Sempre in prima linea su molte questioni politiche, nella notte della cerimonia degli Emmy Awards 2025, gli Oscar della tv mondiale, Javier Bardem non si è tirato indietro. L’attore è apparso a favore dei fotografi e telecamere con il pugno alzato, con attorno al collo la kefiah e un messaggio molto chiaro che ha coinvolto anche molti altri colleghi.
Centinaia di attori, registi e altri professionisti dell’industria cinematografica hanno firmato un accordo in cui si impegnano a non collaborare con le istituzioni cinematografiche israeliane che, a loro dire, sono “coinvolte nel genocidio e nell’apartheid contro il popolo palestinese”.

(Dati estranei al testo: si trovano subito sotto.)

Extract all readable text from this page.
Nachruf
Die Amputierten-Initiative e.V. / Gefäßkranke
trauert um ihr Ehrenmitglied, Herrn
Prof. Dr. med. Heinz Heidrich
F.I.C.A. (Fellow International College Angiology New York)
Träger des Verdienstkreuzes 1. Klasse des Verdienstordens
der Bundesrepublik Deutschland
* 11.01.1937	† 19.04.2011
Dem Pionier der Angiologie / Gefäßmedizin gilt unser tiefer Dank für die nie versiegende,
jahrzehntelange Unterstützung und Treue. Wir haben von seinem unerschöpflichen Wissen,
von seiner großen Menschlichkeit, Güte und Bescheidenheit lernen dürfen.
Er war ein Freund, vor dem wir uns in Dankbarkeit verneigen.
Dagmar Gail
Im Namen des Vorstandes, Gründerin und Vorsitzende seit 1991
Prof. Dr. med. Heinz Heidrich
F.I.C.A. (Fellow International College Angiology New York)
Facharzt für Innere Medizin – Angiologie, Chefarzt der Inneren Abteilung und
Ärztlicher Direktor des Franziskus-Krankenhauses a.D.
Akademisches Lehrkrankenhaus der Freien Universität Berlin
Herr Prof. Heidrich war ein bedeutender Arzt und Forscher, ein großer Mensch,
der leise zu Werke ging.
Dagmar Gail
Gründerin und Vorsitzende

Lo ha rivelato ‘The Guardian’, che ha visionato il documento. “Come registi, attori, operatori dell’industria cinematografica e istituzioni, riconosciamo il potere del cinema di plasmare le percezioni”, si legge nell’accordo. “In questo urgente momento di crisi, in cui molti dei nostri governi stanno rendendo possibile la carneficina a Gaza, dobbiamo fare tutto il possibile per affrontare la complicità in questo orrore incessante”.

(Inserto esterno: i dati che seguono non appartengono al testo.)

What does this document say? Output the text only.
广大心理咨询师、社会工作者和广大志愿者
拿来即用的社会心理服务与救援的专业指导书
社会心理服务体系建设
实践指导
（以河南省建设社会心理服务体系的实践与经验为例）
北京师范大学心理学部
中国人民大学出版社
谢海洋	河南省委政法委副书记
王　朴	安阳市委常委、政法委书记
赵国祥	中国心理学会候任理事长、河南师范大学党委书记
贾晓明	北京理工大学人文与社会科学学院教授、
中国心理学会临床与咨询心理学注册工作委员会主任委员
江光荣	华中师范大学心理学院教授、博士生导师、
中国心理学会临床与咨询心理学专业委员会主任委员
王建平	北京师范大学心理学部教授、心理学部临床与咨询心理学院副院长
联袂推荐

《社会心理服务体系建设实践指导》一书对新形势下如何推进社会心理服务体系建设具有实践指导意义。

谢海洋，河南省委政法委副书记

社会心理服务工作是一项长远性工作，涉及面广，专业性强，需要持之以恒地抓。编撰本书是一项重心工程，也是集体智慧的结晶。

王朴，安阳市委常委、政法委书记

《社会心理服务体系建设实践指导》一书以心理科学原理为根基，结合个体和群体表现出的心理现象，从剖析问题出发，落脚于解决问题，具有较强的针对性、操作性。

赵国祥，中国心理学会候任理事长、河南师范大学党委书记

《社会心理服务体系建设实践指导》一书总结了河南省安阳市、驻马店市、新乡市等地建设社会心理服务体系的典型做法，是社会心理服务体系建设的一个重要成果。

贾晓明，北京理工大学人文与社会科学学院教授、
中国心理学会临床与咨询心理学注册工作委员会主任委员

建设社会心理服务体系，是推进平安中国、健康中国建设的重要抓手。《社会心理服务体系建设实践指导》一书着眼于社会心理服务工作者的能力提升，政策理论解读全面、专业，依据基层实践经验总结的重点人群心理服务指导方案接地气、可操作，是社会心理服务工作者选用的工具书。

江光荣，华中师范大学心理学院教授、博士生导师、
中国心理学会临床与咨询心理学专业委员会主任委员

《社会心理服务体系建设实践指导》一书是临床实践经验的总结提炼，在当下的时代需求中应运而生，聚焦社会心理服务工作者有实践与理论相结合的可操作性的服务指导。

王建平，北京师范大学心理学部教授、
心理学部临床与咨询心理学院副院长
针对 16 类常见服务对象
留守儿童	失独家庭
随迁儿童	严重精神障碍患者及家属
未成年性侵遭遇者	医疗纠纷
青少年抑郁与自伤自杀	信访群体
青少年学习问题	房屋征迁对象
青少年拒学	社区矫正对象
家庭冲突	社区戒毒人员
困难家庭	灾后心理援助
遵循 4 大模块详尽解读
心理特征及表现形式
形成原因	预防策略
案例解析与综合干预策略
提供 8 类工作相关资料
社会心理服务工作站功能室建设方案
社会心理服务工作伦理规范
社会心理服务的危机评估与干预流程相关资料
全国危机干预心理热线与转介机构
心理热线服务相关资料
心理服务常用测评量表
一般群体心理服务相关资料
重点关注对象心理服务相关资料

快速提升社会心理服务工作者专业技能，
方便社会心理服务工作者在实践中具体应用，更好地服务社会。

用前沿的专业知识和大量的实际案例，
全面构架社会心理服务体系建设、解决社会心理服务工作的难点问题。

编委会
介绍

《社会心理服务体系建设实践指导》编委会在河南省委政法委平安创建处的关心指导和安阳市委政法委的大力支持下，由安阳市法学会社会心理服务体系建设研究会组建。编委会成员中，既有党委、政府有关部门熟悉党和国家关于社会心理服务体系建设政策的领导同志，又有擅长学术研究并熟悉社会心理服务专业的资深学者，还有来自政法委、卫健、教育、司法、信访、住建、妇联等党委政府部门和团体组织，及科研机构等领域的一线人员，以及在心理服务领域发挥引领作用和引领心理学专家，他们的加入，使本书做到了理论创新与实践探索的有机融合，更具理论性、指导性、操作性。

Tra i firmatari figurano, tra gli altri, i registi Yorgos Lanthimos, Ava DuVernay, Asif Kapadia, Boots Riley e Joshua Oppenheimer; e gli attori Olivia Colman, Mark Ruffalo, Tilda Swinton, Javier Bardem, Ayo Edebiri, Riz Ahmed, Josh O’Connor, Cynthia Nixon, Julie Christie, Ilana Glazer, Rebecca Hall, Aimee Lou Wood e Debra Winger. L’accordo aveva raggiunto quota 1.200 firme fino a domenica sera.